Nomor polisi kendaraan di Vietnam versi lama tanpa Pulau Spratly dan Parasel dan versi baru dengan kedua pulau yang terletak di perairan Laut Cina Selatan, [Radio Free Asia]
Sejumlah negara Asia Tenggara seperti Malaysia, Filipina dan Vietnam telah menyampaikan protes terkait dengan peta baru Cina tersebut. Beijing berharap setiap pihak tidak berlebihan dalam menafsirkan peta baru negaranya.
Oposisi serius datang dari Vietnam dan Filipina, yang mencari bantuan AS untuk mengatasi sikap agresif Cina di area itu.
Alih-alih menyelesaikan masalah, Menteri Luar Negeri China Wang Yi dalam sebuah pesan video pada konferensi yang diselenggarakan Foreign Policy Community of Indonesia pada 3 September lalu, justru meminta negara-negara ASEAN untuk tidak terprovokasi oleh kekuatan luar.
Wang mengingatkan ASEAN untuk menghindarkan "situasi Ukraina" di Asia Tenggara dan jangan mau menjadi bidak kekuatan asing, katanya sambil merujuk ke Washington.
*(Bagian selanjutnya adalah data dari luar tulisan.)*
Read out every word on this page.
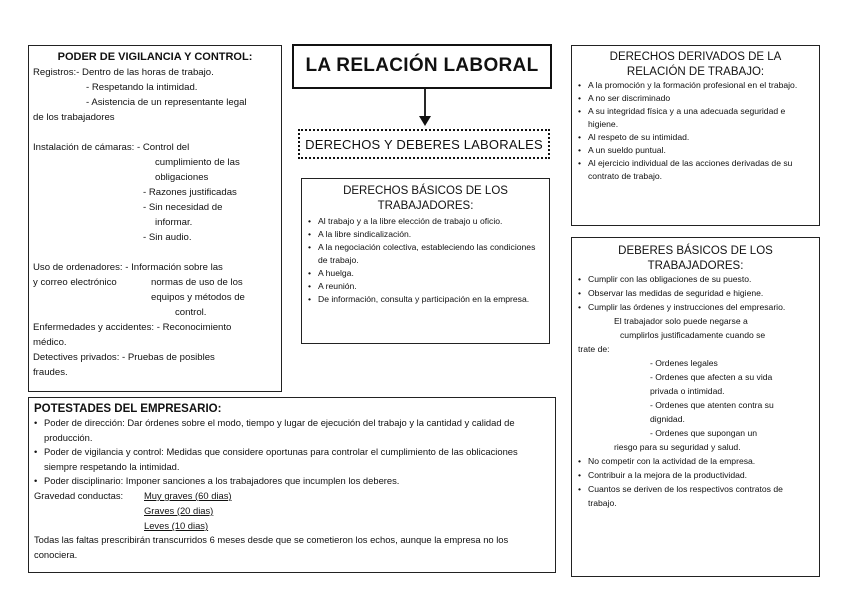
LA RELACIÓN LABORAL
DERECHOS Y DEBERES LABORALES
PODER DE VIGILANCIA Y CONTROL:
Registros:- Dentro de las horas de trabajo.
- Respetando la intimidad.
- Asistencia de un representante legal
de los trabajadores
Instalación de cámaras: - Control del
cumplimiento de las
obligaciones
- Razones justificadas
- Sin necesidad de
informar.
- Sin audio.
Uso de ordenadores: - Información sobre las
y correo electrónico	normas de uso de los
equipos y métodos de
control.
Enfermedades y accidentes: - Reconocimiento
médico.
Detectives privados: - Pruebas de posibles
fraudes.
DERECHOS BÁSICOS DE LOS
TRABAJADORES:
• Al trabajo y a la libre elección de trabajo u oficio.
• A la libre sindicalización.
• A la negociación colectiva, estableciendo las condiciones de trabajo.
• A huelga.
• A reunión.
• De información, consulta y participación en la empresa.
DERECHOS DERIVADOS DE LA
RELACIÓN DE TRABAJO:
• A la promoción y la formación profesional en el trabajo.
• A no ser discriminado
• A su integridad física y a una adecuada seguridad e higiene.
• Al respeto de su intimidad.
• A un sueldo puntual.
• Al ejercicio individual de las acciones derivadas de su contrato de trabajo.
DEBERES BÁSICOS DE LOS
TRABAJADORES:
• Cumplir con las obligaciones de su puesto.
• Observar las medidas de seguridad e higiene.
• Cumplir las órdenes y instrucciones del empresario.
El trabajador solo puede negarse a
cumplirlos justificadamente cuando se
trate de:
- Ordenes legales
- Ordenes que afecten a su vida
privada o intimidad.
- Ordenes que atenten contra su
dignidad.
- Ordenes que supongan un
riesgo para su seguridad y salud.
• No competir con la actividad de la empresa.
• Contribuir a la mejora de la productividad.
• Cuantos se deriven de los respectivos contratos de trabajo.
POTESTADES DEL EMPRESARIO:
• Poder de dirección: Dar órdenes sobre el modo, tiempo y lugar de ejecución del trabajo y la cantidad y calidad de producción.
• Poder de vigilancia y control: Medidas que considere oportunas para controlar el cumplimiento de las oblicaciones siempre respetando la intimidad.
• Poder disciplinario: Imponer sanciones a los trabajadores que incumplen los deberes.
Gravedad conductas: Muy graves (60 dias)
Graves (20 dias)
Leves (10 dias)
Todas las faltas prescribirán transcurridos 6 meses desde que se cometieron los echos, aunque la empresa no los conociera.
Dia menuding "sejumlah kekuatan eksternal" tengah "menabur perselisihan" di dalam ASEAN untuk mencegah adanya konsensus menyangkut Laut China Selatan.
Kendati demikian, kemarahan negara-negara ASEAN itu memang beralasan.
Di satu sisi, Beijing menyerukan dialog dan konsultasi, tapi di sisi lain semakin agresif mengerahkan kekuatan militer di Laut hina Selatan dan tak henti membangun konstruksi di daerah atau pulau yang disengketakan dengan beberapa negara ASEAN.
Cina juga menjadi pihak yang lebih lamban dalam menerima Pedoman Tata Prilaku (Code of Conduct) di Laut Cina Selatan, ketika seluruh ASEAN sudah lama mengadopsi pedoman itu.
Dalam peta baru kontroversial yang diterbitkan pekan lalu, Cina mempertahankan klaim klasiknya yang disebut sebagai sembilan garis putus-putus [nine-dash-line] di kawasan Laut Cina Selatan.
Hal terbaru dalam peta ini adalah masuknya kawasan laut bagian timur Taiwan sehingga menambah satu garis putus--dari sembilan menjadi 10 garis putus-putus.
10 garis putus-putus dalam peta baru Cina ini juga memperluas klaim atas wilayah laut yang berbatasan dengan Filipina.
Dalam sebuah laporan mengatakan dengan peta baru Cina, akan menguasai seluruh Kepulauan Spratly, yang termasuk di dalamnya Kelompok Pulau Kalayaan (KIG).
Lebih dari 400 warga sipil Filipina, termasuk 70 anak-anak, tinggal di Pulau Pag-asa, seperti dilaporkan Inquirer.
Di kawasan Laut Cina Selatan, batas negara Cina juga mencaplok wilayah sengketa maritim di dalam zona ekonomi eksklusif Malaysia dekat Sabah dan Sarawak, Brunei, Filipina, Indonesia dan Vietnam.
Cina masih berpendirian pada basis sejarahnya sendiri dalam menentukan batas wilayah, khususnya di Laut Cina Selatan menggunakan sembilan garis putus-putus. Cina juga tidak mau menerima putusan Pengadilan Arbitrase Permanen 2016.
Dikutip dari Reuters pada Sabtu pekan lalu, Cina memberi penjelasan terkait dengan 10 garis putus-putus dibandingkan dengan peta sebelumnya yang memiliki sembilan garis putus-putus di peta Internasional. Juru bicara Kementerian Luar Negeri Cina, Wang Wenbin menjelaskan ia tidak ragu dengan wilayahnya.
"Posisi Cina dalam masalah Laut Cina Selatan selalu jelas, otoritas yang berwenang di Cina secara teratur memperbarui dan merilis berbagai jenis peta standar setiap tahunnya," ujarnya dikutip dari Reuters. "Kami berharap pihak-pihak yang memprotes peta baru yang kami rilis ini dapat bersikap objektif dan rasional," tambahnya.
Peta yang dirilis baru oleh Cina sangat berbeda dengan versi lebih sempit yang diserahkan oleh Cina kepada PBB pada 2009 tentang Laut Cina Selatan yang mencakup apa yang disebut nine dash line.